Today, Rosalie Hall provides a comprehensive range of early intervention, prevention and treatment services meeting the needs of young families from Scarborough and across the Toronto Region.


In order to address the range of needs of young parents and their children, a number of other organizations deliver services in partnership and at Rosalie Hall:
• Aisling Discoveries Child and Family Centre, Infant Child Treatment Program,
• Coordinated residential services in cooperation with Humewood House, and Massey Centre for Women,
• Jean Tweed Centre, Pathways to Healthy Families, addiction services,
• Scarborough Agencies Sexual Abuse Treatment Program,
• Scarborough Housing Help Centre, housing search and outreach to young parents,
• Toronto District and Toronto Catholic District School Boards,
• Toronto Public Health, nutrition counselling, and
• Psychiatry and Treatment services in cooperation with The Scarborough Hospital


The East Toronto Children's Services Network is currently based at Rosalie Hall, providing service coordination and planning in cooperation with the range of providers serving children, youth and families in the Scarborough communities.

Our Heritage
Rosalie Hall shares in a heritage of more than 150 years of service by the Misericordia Sisters to young single pregnant woman, their children, and families – with more than 85 years of service to Toronto communities.

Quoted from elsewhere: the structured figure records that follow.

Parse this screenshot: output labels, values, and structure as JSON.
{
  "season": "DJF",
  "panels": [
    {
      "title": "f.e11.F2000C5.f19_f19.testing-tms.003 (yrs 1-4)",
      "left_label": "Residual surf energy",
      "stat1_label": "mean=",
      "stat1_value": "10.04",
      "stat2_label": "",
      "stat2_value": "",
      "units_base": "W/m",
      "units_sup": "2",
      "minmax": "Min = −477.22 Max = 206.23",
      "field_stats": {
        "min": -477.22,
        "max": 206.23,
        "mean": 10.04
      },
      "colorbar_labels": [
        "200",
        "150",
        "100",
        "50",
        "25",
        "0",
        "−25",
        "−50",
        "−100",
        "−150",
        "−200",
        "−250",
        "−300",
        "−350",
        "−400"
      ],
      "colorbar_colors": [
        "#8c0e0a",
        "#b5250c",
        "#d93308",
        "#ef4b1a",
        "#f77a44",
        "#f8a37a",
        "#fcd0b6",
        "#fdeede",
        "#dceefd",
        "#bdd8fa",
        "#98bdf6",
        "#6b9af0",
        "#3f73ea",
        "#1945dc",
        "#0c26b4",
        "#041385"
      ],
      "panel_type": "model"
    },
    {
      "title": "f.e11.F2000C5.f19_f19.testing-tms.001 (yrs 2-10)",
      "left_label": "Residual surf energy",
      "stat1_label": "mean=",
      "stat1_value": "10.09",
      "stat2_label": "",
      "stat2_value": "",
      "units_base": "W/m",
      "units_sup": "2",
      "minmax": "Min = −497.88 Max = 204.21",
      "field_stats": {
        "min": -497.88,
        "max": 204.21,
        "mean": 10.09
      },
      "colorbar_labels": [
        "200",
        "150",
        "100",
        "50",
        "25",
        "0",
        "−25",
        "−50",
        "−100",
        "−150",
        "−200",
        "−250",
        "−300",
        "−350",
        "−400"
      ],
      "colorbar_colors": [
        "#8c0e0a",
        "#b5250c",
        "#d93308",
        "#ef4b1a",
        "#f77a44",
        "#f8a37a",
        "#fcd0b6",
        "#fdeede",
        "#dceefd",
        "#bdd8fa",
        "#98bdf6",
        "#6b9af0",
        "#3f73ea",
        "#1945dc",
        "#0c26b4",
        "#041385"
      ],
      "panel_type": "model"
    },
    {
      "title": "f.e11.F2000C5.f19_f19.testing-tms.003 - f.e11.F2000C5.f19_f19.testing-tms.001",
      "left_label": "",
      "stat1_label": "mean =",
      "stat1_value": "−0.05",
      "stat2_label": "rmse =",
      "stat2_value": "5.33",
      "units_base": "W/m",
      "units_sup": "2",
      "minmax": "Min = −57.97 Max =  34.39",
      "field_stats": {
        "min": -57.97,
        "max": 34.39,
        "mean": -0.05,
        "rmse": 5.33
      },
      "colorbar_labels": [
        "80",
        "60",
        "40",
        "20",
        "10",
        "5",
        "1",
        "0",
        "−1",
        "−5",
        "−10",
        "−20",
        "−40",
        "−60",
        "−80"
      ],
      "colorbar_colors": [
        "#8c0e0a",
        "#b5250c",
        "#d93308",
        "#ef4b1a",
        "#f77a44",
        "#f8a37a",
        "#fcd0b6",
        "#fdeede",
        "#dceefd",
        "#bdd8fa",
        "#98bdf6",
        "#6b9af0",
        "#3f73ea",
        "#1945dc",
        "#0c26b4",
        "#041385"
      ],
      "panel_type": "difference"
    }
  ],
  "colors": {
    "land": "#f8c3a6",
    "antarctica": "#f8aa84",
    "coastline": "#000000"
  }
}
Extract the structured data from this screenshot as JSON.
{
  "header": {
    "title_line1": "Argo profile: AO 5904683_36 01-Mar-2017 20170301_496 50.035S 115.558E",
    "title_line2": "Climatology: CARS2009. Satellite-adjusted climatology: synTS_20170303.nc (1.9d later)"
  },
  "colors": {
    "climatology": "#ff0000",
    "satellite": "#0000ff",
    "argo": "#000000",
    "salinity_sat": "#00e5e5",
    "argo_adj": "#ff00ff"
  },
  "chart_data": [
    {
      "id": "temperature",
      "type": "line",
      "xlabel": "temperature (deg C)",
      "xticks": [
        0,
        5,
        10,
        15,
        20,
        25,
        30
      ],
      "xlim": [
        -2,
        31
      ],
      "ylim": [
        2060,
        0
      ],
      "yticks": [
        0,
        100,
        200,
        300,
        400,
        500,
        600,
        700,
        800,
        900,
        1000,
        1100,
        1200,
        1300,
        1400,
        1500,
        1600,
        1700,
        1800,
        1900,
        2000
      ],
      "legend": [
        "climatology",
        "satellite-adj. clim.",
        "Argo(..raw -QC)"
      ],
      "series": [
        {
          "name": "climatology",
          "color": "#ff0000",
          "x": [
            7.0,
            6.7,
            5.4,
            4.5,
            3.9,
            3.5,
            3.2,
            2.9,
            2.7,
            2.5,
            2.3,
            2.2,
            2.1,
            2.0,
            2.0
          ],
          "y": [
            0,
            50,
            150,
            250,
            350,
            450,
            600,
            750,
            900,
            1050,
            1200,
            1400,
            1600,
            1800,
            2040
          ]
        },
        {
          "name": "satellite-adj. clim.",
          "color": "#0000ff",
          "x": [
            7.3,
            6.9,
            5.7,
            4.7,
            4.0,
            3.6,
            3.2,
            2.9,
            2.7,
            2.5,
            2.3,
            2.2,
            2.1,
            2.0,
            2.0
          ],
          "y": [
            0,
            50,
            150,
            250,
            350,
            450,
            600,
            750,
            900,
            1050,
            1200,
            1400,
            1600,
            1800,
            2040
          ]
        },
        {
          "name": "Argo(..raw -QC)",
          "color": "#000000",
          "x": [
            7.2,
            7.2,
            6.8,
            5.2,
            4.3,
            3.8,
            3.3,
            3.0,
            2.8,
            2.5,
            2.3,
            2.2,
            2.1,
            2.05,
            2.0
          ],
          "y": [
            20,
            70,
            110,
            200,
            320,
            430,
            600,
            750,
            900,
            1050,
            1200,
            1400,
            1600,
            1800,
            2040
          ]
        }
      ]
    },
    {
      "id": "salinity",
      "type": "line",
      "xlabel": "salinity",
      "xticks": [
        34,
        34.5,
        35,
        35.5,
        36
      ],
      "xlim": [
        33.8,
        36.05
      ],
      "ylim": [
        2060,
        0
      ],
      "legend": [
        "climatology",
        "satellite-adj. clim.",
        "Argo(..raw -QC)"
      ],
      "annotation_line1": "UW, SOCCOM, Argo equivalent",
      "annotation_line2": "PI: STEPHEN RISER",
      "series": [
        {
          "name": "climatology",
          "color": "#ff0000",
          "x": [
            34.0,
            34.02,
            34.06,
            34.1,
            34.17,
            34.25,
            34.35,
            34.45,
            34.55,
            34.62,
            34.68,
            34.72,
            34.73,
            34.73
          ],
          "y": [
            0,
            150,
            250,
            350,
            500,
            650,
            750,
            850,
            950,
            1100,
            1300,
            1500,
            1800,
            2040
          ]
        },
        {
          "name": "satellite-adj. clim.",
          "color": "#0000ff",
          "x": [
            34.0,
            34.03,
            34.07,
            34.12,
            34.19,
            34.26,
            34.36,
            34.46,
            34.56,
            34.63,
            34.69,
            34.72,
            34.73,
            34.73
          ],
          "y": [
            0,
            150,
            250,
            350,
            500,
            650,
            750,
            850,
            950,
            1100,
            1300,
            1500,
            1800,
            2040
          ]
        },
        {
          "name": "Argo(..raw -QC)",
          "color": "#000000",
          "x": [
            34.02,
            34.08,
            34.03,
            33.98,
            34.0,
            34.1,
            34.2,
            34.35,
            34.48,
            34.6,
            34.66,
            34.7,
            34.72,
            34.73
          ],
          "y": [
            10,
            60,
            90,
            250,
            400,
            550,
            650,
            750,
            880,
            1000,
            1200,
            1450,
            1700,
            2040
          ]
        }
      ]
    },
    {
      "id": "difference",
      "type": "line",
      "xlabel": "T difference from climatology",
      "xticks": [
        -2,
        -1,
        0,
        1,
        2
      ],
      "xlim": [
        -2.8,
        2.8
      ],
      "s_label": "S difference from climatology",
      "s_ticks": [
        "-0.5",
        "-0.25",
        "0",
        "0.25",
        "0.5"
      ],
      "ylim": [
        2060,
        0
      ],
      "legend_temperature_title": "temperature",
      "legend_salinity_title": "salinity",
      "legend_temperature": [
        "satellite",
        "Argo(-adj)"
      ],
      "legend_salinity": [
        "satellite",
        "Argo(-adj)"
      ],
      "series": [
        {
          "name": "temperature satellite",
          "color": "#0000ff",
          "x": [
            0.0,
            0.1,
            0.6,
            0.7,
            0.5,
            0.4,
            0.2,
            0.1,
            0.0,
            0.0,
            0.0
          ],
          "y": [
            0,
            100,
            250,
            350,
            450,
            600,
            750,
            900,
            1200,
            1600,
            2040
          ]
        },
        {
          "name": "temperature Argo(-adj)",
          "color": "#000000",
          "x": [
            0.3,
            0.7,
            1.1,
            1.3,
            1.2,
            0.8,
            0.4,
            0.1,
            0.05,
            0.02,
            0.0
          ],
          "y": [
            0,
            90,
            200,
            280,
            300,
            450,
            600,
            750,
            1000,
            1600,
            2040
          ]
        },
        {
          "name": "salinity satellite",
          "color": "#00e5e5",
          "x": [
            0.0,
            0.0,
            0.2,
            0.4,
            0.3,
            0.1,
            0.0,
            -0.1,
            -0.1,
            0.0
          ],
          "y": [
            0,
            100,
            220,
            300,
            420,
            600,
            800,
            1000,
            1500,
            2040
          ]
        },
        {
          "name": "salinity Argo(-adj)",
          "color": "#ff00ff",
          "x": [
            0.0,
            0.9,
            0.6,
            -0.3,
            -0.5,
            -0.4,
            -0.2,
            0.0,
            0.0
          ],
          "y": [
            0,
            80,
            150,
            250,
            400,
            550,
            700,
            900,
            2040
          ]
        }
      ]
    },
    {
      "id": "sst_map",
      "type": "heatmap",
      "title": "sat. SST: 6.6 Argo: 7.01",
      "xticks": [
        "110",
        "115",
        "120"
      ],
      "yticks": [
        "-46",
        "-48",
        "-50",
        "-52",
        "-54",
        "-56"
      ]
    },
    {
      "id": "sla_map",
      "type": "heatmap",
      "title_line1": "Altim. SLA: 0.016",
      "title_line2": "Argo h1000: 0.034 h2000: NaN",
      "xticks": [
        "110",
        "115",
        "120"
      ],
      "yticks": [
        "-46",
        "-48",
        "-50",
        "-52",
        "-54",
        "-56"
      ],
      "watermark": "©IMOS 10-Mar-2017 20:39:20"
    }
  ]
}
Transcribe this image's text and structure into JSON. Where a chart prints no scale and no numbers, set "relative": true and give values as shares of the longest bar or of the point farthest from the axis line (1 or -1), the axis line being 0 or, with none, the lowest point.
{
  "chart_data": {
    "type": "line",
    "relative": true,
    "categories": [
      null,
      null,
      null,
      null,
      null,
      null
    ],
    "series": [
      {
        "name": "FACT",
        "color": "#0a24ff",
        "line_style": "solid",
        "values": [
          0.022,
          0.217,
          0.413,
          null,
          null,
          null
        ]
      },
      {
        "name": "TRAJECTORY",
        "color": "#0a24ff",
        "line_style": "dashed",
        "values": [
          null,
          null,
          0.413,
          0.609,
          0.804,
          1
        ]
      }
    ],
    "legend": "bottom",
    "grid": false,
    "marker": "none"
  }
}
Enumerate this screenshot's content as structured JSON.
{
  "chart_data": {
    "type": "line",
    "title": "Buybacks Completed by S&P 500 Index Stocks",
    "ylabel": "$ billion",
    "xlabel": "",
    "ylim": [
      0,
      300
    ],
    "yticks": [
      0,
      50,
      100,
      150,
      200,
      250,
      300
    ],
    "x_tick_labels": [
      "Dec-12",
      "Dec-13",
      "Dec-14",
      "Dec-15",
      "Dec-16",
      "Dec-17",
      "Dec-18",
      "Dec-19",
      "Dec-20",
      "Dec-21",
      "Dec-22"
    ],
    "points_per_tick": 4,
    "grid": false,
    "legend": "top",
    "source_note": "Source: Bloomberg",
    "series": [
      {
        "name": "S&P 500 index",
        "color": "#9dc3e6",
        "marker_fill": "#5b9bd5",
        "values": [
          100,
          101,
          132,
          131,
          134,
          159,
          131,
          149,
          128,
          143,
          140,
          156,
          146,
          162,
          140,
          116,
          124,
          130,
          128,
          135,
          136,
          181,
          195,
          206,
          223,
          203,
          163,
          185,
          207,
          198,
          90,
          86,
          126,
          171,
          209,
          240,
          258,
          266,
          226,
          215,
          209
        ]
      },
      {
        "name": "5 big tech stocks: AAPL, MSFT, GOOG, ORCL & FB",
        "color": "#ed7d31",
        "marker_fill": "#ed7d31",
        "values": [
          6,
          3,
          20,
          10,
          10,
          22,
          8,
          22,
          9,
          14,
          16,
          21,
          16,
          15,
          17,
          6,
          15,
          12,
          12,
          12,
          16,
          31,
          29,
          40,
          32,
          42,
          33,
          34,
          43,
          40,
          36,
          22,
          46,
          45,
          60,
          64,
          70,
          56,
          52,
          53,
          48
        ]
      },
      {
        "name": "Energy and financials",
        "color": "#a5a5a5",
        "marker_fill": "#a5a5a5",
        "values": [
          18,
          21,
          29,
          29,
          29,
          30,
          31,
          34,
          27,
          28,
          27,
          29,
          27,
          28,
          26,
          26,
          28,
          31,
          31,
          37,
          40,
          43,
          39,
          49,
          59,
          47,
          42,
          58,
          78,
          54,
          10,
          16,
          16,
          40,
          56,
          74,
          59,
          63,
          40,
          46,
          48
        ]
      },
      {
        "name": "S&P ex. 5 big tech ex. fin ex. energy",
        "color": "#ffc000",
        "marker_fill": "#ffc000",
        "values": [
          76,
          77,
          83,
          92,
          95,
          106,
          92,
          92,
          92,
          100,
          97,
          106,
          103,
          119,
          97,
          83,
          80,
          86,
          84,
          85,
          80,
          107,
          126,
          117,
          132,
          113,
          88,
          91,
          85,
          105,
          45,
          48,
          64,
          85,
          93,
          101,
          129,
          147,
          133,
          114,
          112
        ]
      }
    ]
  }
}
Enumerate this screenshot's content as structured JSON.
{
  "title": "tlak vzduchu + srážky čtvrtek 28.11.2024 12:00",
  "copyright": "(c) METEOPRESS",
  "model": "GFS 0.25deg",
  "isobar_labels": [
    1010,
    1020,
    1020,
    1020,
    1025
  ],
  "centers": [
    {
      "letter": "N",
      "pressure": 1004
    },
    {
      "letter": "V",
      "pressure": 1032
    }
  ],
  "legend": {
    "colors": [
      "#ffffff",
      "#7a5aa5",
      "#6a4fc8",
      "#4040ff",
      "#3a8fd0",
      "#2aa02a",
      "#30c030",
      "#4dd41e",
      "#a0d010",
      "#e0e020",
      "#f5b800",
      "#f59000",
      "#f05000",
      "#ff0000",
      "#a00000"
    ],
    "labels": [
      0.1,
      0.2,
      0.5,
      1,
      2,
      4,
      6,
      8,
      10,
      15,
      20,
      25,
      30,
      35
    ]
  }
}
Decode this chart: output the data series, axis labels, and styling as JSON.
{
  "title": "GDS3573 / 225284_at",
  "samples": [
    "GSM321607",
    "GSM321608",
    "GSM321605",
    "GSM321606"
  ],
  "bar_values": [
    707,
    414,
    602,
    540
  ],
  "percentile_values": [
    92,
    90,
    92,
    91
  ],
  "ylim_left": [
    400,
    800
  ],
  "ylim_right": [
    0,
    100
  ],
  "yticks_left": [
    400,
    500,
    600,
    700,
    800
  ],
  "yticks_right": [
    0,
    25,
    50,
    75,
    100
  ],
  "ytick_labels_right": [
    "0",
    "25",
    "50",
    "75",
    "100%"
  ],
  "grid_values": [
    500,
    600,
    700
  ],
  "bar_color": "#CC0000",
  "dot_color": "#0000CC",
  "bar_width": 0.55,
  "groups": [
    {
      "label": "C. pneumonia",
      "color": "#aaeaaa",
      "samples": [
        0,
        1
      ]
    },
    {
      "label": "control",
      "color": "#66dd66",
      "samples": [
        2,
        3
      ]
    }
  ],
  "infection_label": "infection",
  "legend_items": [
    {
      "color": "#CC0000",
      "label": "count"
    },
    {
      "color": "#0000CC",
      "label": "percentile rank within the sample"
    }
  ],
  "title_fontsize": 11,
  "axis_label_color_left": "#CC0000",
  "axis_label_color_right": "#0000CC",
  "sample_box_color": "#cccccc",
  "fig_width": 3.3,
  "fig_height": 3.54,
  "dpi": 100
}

We are part of an international family providing health and social services as a living expression of the compassionate mission of the Misericordia Sisters.

Our Vision

We envision young single women and men, their children and families leading healthy, meaningful and productive lives.

Our Mission

Rosalie Hall, with compassion and respect, assists young parents in need and their children to realize their potential through the provision of a wide range of community, residential, educational and child development services.

The History of Rosalie Hall

Rosalie Hall has served the Toronto communities for 90 years. In 1914, with a deplorable lack of suitable maternity and infant care of single women and their children in Ontario, the Misericordia Sisters started the St. Mary’s Infant Home on Bond Street. To accommodate the growing need for their services, the Sisters then purchased two properties on Jarvis Street. One became the St. Mary’s Hospital and the other became a home for young mothers and their babes. The hospital was used for maternity care, but in 1925, was modified to accommodate medical and surgical treatments as well.
In July of 1952, the sisters purchased 28 acres of land at the corner of Lawrence Avenue and McCowan Road. In 1956, both the hospital and the home were moved to Scarborough, now known as The Scarborough Hospital and Rosalie Hall.